Why do therapists not allow or limit contact outside of arranged session times? Surely the more contact the better and it seems obvious that a therapist will be the most useful at the time when you need them.
Of course, different schools of therapy apply a range of strategies. However, it is still a generally held norm that many therapists do not do therapy between sessions. There are a great number of reasons why this has become so well established and widely considered best practice:
- The therapeutic relationship is affected by communicating over different channels;
- for example, communicating over text or email is more informal and can be more personal
- There is a greater chance of misunderstandings developing without non-verbal queues and almost no way of checking we are on the same page or correcting miscommunications; this can do far more harm than good
- The more time spent thinking about the client, especially outside of the session, the more the therapist aligns to their way of experiencing and understanding.
- This leads to a loss of distance and objectivity, soon and without noticing, you have two minds thinking about the situation in the same way.

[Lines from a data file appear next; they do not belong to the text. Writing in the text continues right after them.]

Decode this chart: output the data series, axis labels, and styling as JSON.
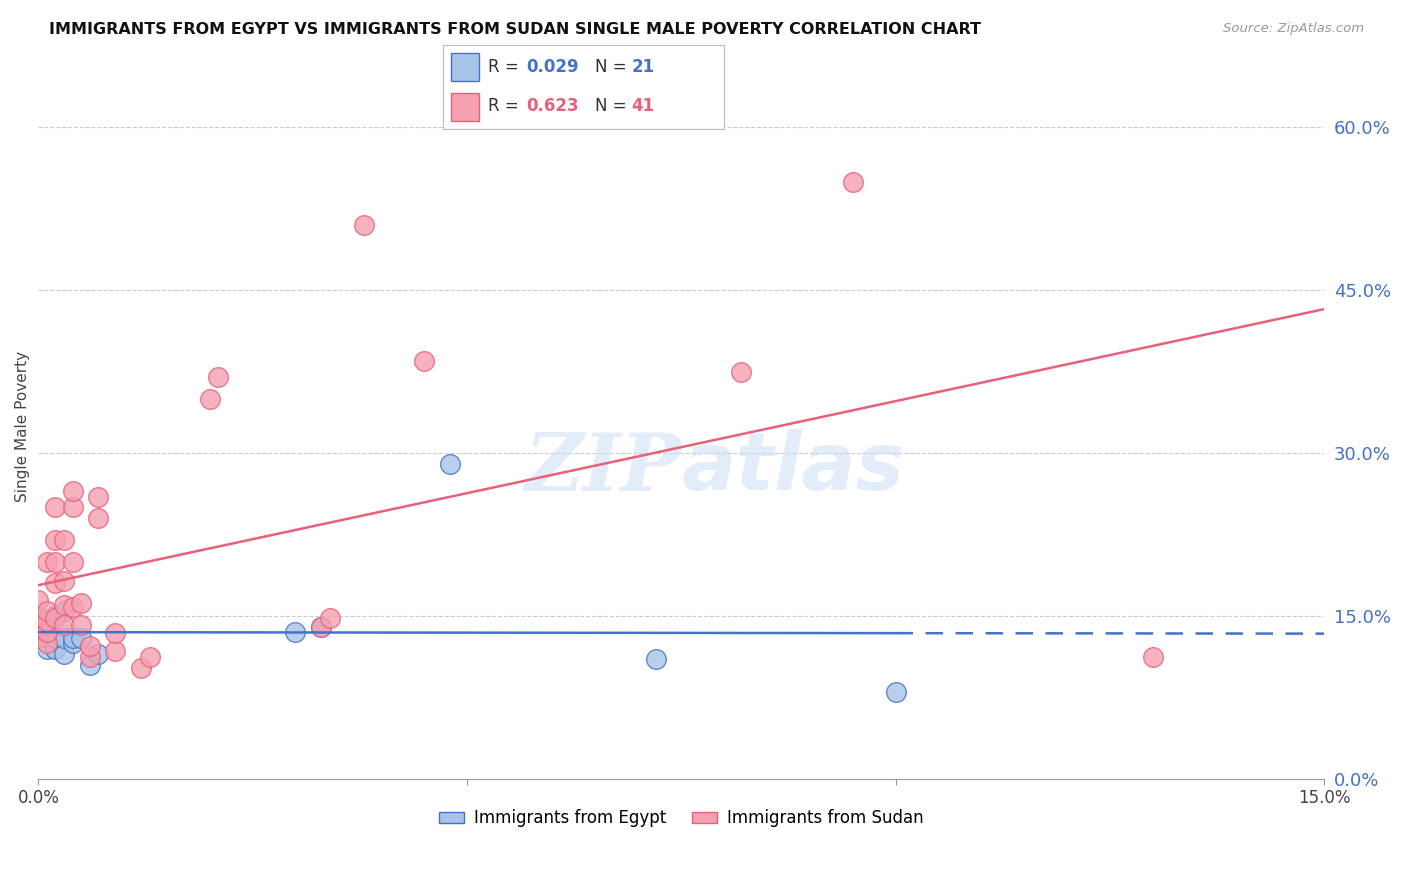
{
  "title": "IMMIGRANTS FROM EGYPT VS IMMIGRANTS FROM SUDAN SINGLE MALE POVERTY CORRELATION CHART",
  "source": "Source: ZipAtlas.com",
  "ylabel": "Single Male Poverty",
  "right_ytick_labels": [
    "0.0%",
    "15.0%",
    "30.0%",
    "45.0%",
    "60.0%"
  ],
  "xlim": [
    0.0,
    0.15
  ],
  "ylim": [
    0.0,
    0.65
  ],
  "egypt_R": 0.029,
  "egypt_N": 21,
  "sudan_R": 0.623,
  "sudan_N": 41,
  "egypt_color": "#a8c4e8",
  "sudan_color": "#f4a0b0",
  "egypt_line_color": "#4472c4",
  "sudan_line_color": "#e8607a",
  "legend_label_egypt": "Immigrants from Egypt",
  "legend_label_sudan": "Immigrants from Sudan",
  "egypt_x": [
    0.0,
    0.0,
    0.001,
    0.001,
    0.001,
    0.002,
    0.002,
    0.002,
    0.003,
    0.003,
    0.003,
    0.004,
    0.004,
    0.005,
    0.006,
    0.007,
    0.03,
    0.033,
    0.048,
    0.072,
    0.1
  ],
  "egypt_y": [
    0.135,
    0.145,
    0.12,
    0.13,
    0.145,
    0.12,
    0.13,
    0.15,
    0.115,
    0.13,
    0.155,
    0.125,
    0.13,
    0.13,
    0.105,
    0.115,
    0.135,
    0.14,
    0.29,
    0.11,
    0.08
  ],
  "sudan_x": [
    0.0,
    0.0,
    0.0,
    0.0,
    0.001,
    0.001,
    0.001,
    0.001,
    0.001,
    0.002,
    0.002,
    0.002,
    0.002,
    0.002,
    0.003,
    0.003,
    0.003,
    0.003,
    0.004,
    0.004,
    0.004,
    0.004,
    0.005,
    0.005,
    0.006,
    0.006,
    0.007,
    0.007,
    0.009,
    0.009,
    0.012,
    0.013,
    0.02,
    0.021,
    0.033,
    0.034,
    0.038,
    0.045,
    0.082,
    0.095,
    0.13
  ],
  "sudan_y": [
    0.13,
    0.14,
    0.15,
    0.165,
    0.125,
    0.135,
    0.145,
    0.155,
    0.2,
    0.148,
    0.18,
    0.2,
    0.25,
    0.22,
    0.142,
    0.16,
    0.182,
    0.22,
    0.158,
    0.2,
    0.25,
    0.265,
    0.142,
    0.162,
    0.112,
    0.122,
    0.24,
    0.26,
    0.118,
    0.134,
    0.102,
    0.112,
    0.35,
    0.37,
    0.14,
    0.148,
    0.51,
    0.385,
    0.375,
    0.55,
    0.112
  ],
  "watermark_zip": "ZIP",
  "watermark_atlas": "atlas",
  "background_color": "#ffffff",
  "grid_color": "#cccccc"
}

- This will essentially make change improbable and the therapy ineffective
- This counteracts the function of having therapy only once a week which is aimed at building the client’s capacity to resolve situations themselves, to learn to hold difficult emotions and to bring summaries/interpretations of incidents rather than offloading raw experience for the therapist to process
The list above is certainly not exhaustive with many reasons relating to specific situations. Nevertheless, these are some of the key general ideas that benefit the client.
Early in my career, like many therapists, I didn’t take this careful and strategic framing of the therapeutic process seriously, but have come to learn that therapeutic communications between sessions so often led to a failure of the therapy process.